While it is in the shop there are a couple of things I am going to change. The first is moving the depth finder's sending unit from it's transom mounting to a "through the hull" mounting. The rivers I run constantly seem to have small debris floating and it doesn't take much for them to kick up the sender. Then I either have to stop and reach down to the bottom of the transom and re-set it (no fun when the water is 36 degrees) or continue on without it working. For this reason I have always mounted them on the inside of my fiberglass boats. But the sending units will not function shooting through wood. This is why I mounted it on the outside. Now though I am going to have to repaint the bottom where I have filled it in so I might as well go ahead and make the modification. (First photo is looking up at the hull bottom with the sending unit sitting in place.)
What I did was cut a hole in the hull near the transom knee. It was just slightly larger than the sending unit and I will taper the edges making them flare out somewhat. On the outside I took a piece of the countertop material and wedge it in place to temporarily seal the hole. I then cut a piece of 3" plastic pipe about 3/4" long to form aa ring. From the inside I placed it around the hole and use hot glue tack it in place and somewhat seal he bottom edge. This served as a mold. I then poured epoxy into the hole until it is about 3/8" deep. I allowed it to setup a little and then set the sending unit down into the resin. Once positioned I filled the plastic pipe ring with epoxy.
The end result is that the sending unit is glued to the bottom and shooting through solid resin - not wood. This should allow it to work correctly and put and end to it kicking up.
Another item I wanted to address was to weigh the CS. I am fairly sure it came out heavy but the question is how heavy? Thanks to fellow boatbuilder Tom Lathrop for offering a suggestion on how to weigh the CS quite easily while sitting on the trailer (see his excellent articles on building his "Liz" in Boatbuilder Nov/Dec 2000 and March/April 2001). The method involves using only one bathroom scale and a pocket calculator. (Click here for details)
I ran the numbers and they put the question to rest. Glen-L's plans state that the hull weight should be about 500 lb.. I assume this means the hull and just the hull. No seats, wiring, bilge pump, instruments, steering cable, cleats, etc. - just the bare hull. That's a tough number for me to generate at this point. I have all this stuff and more installed so my weight will have to have it included. I did pull some items out. These are the things that although aren't part of the hull are ALWAYS onboard. Equipment like, life jackets, 1st aide kit, tool kit, spare prop, anchor, portapotty, berth cushions, fenders, mooring lines, VHF radio, depth sounder, hats, sunscreen, etc. Altogether it came up to about 75 lb.! Also remember the engine was off. There was about 60 lb of fuel and a 35 lb battery onboard I did not remove. So, if I subtract these the calculator puts the weight about 900 lb.. That's a lot more than 500 lb. but again this is with the seats, steering cable, engine controls, wiring, etc.

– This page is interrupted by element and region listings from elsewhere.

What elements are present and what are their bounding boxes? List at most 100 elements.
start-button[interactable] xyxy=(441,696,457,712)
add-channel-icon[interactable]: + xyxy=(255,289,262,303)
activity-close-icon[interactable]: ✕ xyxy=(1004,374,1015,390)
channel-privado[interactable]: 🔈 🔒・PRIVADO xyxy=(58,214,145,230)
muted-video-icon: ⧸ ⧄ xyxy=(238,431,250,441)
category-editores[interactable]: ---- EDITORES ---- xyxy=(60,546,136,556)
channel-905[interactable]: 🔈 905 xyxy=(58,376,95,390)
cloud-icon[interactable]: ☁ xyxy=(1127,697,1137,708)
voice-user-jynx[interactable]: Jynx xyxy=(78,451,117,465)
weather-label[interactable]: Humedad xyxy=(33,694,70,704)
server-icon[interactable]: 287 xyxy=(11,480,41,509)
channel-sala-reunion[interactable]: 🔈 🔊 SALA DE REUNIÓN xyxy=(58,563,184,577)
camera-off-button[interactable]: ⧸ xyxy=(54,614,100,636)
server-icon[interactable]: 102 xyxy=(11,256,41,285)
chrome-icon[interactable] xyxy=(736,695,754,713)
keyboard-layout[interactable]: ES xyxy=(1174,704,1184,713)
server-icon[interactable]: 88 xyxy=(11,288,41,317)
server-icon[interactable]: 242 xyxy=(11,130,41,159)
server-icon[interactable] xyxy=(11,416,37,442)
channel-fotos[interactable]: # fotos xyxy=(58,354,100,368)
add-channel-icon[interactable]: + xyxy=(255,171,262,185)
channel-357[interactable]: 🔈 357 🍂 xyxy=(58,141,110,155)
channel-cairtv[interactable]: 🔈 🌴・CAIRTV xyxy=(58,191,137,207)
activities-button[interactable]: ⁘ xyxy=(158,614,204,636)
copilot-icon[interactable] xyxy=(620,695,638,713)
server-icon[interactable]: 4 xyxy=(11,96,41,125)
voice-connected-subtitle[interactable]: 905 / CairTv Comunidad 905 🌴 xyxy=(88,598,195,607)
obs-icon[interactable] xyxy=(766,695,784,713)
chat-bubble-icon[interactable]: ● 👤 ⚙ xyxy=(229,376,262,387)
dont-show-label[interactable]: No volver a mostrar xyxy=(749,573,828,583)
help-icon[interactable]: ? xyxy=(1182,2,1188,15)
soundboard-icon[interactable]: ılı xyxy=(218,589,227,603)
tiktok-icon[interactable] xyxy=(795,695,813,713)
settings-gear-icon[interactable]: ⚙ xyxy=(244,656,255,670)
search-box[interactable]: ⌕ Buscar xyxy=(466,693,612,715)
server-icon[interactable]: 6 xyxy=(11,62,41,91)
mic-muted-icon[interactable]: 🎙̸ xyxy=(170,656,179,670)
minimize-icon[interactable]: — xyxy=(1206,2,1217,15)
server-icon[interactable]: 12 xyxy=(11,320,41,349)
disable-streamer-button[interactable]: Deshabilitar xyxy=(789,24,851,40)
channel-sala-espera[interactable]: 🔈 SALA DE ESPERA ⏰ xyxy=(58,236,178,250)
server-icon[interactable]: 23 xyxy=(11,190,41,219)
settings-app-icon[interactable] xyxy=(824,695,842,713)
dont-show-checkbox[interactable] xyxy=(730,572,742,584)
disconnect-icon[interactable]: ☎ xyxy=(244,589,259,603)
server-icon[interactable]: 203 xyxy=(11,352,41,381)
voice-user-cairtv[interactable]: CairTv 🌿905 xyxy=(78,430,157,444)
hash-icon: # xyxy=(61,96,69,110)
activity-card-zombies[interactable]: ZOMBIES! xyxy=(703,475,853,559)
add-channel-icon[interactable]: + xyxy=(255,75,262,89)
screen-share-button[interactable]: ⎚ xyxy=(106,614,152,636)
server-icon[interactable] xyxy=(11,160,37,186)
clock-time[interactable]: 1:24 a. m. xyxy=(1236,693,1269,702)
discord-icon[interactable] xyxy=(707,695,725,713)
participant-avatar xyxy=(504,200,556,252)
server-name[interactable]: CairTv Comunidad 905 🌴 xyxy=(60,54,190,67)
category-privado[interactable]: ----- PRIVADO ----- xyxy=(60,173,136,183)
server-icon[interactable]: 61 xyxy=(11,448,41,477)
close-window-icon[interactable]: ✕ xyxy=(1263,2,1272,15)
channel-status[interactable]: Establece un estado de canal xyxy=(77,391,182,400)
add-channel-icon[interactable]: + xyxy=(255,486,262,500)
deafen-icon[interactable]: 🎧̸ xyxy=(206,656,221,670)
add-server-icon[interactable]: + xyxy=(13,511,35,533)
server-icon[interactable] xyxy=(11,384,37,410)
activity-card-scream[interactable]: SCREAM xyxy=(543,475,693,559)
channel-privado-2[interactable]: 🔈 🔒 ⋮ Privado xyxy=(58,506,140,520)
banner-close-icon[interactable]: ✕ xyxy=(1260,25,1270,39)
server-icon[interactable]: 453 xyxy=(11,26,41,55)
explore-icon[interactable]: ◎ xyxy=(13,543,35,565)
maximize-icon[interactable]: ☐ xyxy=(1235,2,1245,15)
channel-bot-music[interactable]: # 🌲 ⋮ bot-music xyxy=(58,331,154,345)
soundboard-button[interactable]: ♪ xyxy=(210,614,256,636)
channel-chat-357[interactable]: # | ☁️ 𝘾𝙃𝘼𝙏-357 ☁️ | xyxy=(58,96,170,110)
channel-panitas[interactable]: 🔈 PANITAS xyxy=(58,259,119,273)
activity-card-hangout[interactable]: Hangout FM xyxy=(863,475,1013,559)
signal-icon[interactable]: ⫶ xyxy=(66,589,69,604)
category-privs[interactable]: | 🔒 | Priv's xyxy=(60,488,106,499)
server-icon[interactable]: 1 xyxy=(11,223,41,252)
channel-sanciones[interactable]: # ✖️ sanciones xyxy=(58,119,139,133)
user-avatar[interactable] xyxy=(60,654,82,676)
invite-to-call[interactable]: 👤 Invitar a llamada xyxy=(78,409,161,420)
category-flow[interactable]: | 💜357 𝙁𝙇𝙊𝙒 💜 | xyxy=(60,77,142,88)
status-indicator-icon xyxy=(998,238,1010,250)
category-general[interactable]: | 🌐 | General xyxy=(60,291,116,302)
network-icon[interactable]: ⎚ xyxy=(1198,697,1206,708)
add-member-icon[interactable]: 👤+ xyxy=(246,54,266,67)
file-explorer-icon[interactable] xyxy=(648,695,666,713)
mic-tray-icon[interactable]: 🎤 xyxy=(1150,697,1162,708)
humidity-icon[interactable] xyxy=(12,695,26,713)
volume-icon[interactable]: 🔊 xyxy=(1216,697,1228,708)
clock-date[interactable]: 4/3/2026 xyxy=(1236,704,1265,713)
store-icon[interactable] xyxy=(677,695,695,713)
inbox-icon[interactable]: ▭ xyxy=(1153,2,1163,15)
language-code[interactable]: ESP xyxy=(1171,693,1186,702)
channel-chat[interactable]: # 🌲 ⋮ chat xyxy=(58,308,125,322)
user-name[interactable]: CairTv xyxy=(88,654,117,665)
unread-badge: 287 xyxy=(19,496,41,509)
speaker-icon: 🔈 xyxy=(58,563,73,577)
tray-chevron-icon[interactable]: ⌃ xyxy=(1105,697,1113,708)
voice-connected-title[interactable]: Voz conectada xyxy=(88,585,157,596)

So lets go the other way. What is the normal weight when under way. I add everything back in plus 200 lb for the outboard, 325 lb passenger weight, half tank fuel (95 lb.), and throw in another 15 lb for cooler, refreshments, beach chairs, etc. This puts the normal operating weight at 1650 lb.. I wanted to establish this figure just to see how it compared to the "Planing Boat Speed Chart" on Glen-L's web page. The numbers look like this - 1650 / 50 = 33 (weight divided by HP = factor). Moving up the chart at 33 shows the projected maximum speed to be 30 mph and that's very close to what I am getting. Interesting!
Now just for the heck of it let's see what happens if I was lighter. Let's say that I am 250 lb. over weight (probably a fair guess). So that is 1400 / 50 = 28. Run that up the chart and it shows my top speed should have been 33 mph. That's a 3 miles per hour loss on top end because excess weight.
Originally the engine set a little high on the transom. With the reshaping of the bottom I decided to go ahead and lower the outboard to exactly 20". I cut out the top of the transom, re-glassed the surface and set it down.
I also decided that I wanted to place a valve in the 3/4" fuel line that connects the two tanks. I have noticed that when using the CS by myself it tends to list slightly to the starboard when underway because of my weight. It seems that the fuel is then flowing to the low side which in turn makes the listing worse. By placing a valve in the line I can stop the flow. Also it will allow me to use the fuel weight to my advantage. By pulling fuel from only one tank I should be able to balance the load. If I have two on board I can just open the valve and equalize the amount of fuel in each side.
This created another small problem. I have only one analog
fuel gauge and it is in the starboard tank. I want to be able to
monitor the other tank too so I decided to add another sending unit in
the port tank. Not wanting to add a second gauge I just wired in
a toggle switch on the instrument panel. It allows me to check each tank
by throwing the switch to the right or left.